Hayırlı yolculuklarımız olsun.🌹
Allah cümlemizi muhafaza eylesin, büyüklerimizi başımızdan eksik etmesin…
Muhabbet ve sabır bize de yol aldırsın inşlh.
Amin, cümlemize… ağzımızdan çıkan kelamın idrakini nasip eylesin rabbim.
çok duru ve insani içten yakalayan bir anlatim olmuş. devamini bekliyoruz.
İnşallah aynı samimiyetle paylaşabileceğimiz nice yazılarda buluşmak niyeti ile, teşekkür ederiz.
açgözlülük edip oturup ağaçları tüketmekten de Allah’a sığınırız.
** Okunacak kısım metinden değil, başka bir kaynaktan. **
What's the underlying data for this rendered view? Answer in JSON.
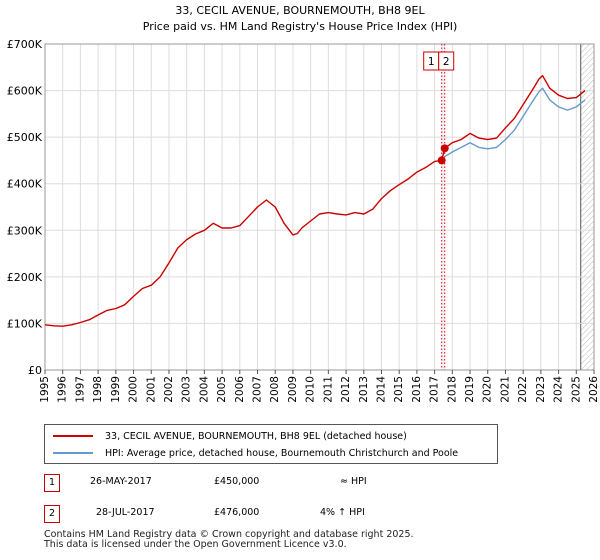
{
  "chart_data": {
    "type": "line",
    "title": "33, CECIL AVENUE, BOURNEMOUTH, BH8 9EL",
    "subtitle": "Price paid vs. HM Land Registry's House Price Index (HPI)",
    "xlim": [
      1995,
      2026
    ],
    "ylim": [
      0,
      700000
    ],
    "x_ticks": [
      1995,
      1996,
      1997,
      1998,
      1999,
      2000,
      2001,
      2002,
      2003,
      2004,
      2005,
      2006,
      2007,
      2008,
      2009,
      2010,
      2011,
      2012,
      2013,
      2014,
      2015,
      2016,
      2017,
      2018,
      2019,
      2020,
      2021,
      2022,
      2023,
      2024,
      2025,
      2026
    ],
    "y_ticks": [
      0,
      100000,
      200000,
      300000,
      400000,
      500000,
      600000,
      700000
    ],
    "y_tick_labels": [
      "£0",
      "£100K",
      "£200K",
      "£300K",
      "£400K",
      "£500K",
      "£600K",
      "£700K"
    ],
    "grid": true,
    "hatch_from_year": 2025.25,
    "series": [
      {
        "name": "33, CECIL AVENUE, BOURNEMOUTH, BH8 9EL (detached house)",
        "color": "#cc0000",
        "x": [
          1995.0,
          1995.5,
          1996.0,
          1996.5,
          1997.0,
          1997.5,
          1998.0,
          1998.5,
          1999.0,
          1999.5,
          2000.0,
          2000.5,
          2001.0,
          2001.5,
          2002.0,
          2002.5,
          2003.0,
          2003.5,
          2004.0,
          2004.5,
          2005.0,
          2005.5,
          2006.0,
          2006.5,
          2007.0,
          2007.5,
          2008.0,
          2008.5,
          2009.0,
          2009.25,
          2009.5,
          2010.0,
          2010.5,
          2011.0,
          2011.5,
          2012.0,
          2012.5,
          2013.0,
          2013.5,
          2014.0,
          2014.5,
          2015.0,
          2015.5,
          2016.0,
          2016.5,
          2017.0,
          2017.4,
          2017.57,
          2018.0,
          2018.5,
          2019.0,
          2019.5,
          2020.0,
          2020.5,
          2021.0,
          2021.5,
          2022.0,
          2022.5,
          2022.9,
          2023.1,
          2023.5,
          2024.0,
          2024.5,
          2025.0,
          2025.5
        ],
        "y": [
          97000,
          95000,
          94000,
          97000,
          102000,
          108000,
          118000,
          128000,
          132000,
          140000,
          158000,
          175000,
          182000,
          200000,
          230000,
          262000,
          280000,
          292000,
          300000,
          315000,
          305000,
          305000,
          310000,
          330000,
          350000,
          365000,
          350000,
          315000,
          290000,
          293000,
          305000,
          320000,
          335000,
          338000,
          335000,
          333000,
          338000,
          335000,
          345000,
          368000,
          385000,
          398000,
          410000,
          425000,
          435000,
          448000,
          450000,
          476000,
          488000,
          495000,
          508000,
          498000,
          495000,
          498000,
          520000,
          540000,
          570000,
          600000,
          625000,
          632000,
          605000,
          590000,
          583000,
          585000,
          600000
        ]
      },
      {
        "name": "HPI: Average price, detached house, Bournemouth Christchurch and Poole",
        "color": "#6699cc",
        "x": [
          2017.57,
          2018.0,
          2018.5,
          2019.0,
          2019.5,
          2020.0,
          2020.5,
          2021.0,
          2021.5,
          2022.0,
          2022.5,
          2022.9,
          2023.1,
          2023.5,
          2024.0,
          2024.5,
          2025.0,
          2025.5
        ],
        "y": [
          458000,
          468000,
          478000,
          488000,
          478000,
          475000,
          478000,
          495000,
          515000,
          545000,
          575000,
          598000,
          605000,
          580000,
          565000,
          558000,
          565000,
          580000
        ]
      }
    ],
    "sale_markers": [
      {
        "label": "1",
        "x": 2017.4,
        "y": 450000
      },
      {
        "label": "2",
        "x": 2017.57,
        "y": 476000
      }
    ]
  },
  "legend": {
    "entries": [
      "33, CECIL AVENUE, BOURNEMOUTH, BH8 9EL (detached house)",
      "HPI: Average price, detached house, Bournemouth Christchurch and Poole"
    ]
  },
  "transactions": [
    {
      "id": "1",
      "date": "26-MAY-2017",
      "price": "£450,000",
      "hpi": "≈ HPI"
    },
    {
      "id": "2",
      "date": "28-JUL-2017",
      "price": "£476,000",
      "hpi": "4% ↑ HPI"
    }
  ],
  "footer": {
    "line1": "Contains HM Land Registry data © Crown copyright and database right 2025.",
    "line2": "This data is licensed under the Open Government Licence v3.0."
  },
  "colors": {
    "property": "#cc0000",
    "hpi": "#6699cc",
    "marker_line": "#ff0000",
    "grid": "#dddddd",
    "highlight": "#eef0fb"
  }
}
Ne kadar güzel bir anlatım olmuş, teşekkürler. Sanki ormanda yürüdüm… Bazen de masaldaki çocuk gibi, yol kaybettirircilerin hilesini önceden sezip, dönüş yoluna, evvelden topladığımız muhabbet kokulu çakıl taşlarını kendimiz bırakmamız gerekiyor.
“İşte hayatın masalı böyle bir masaldır..” Aydınlığa doğru iz süren değerli satırları huzurla okudum.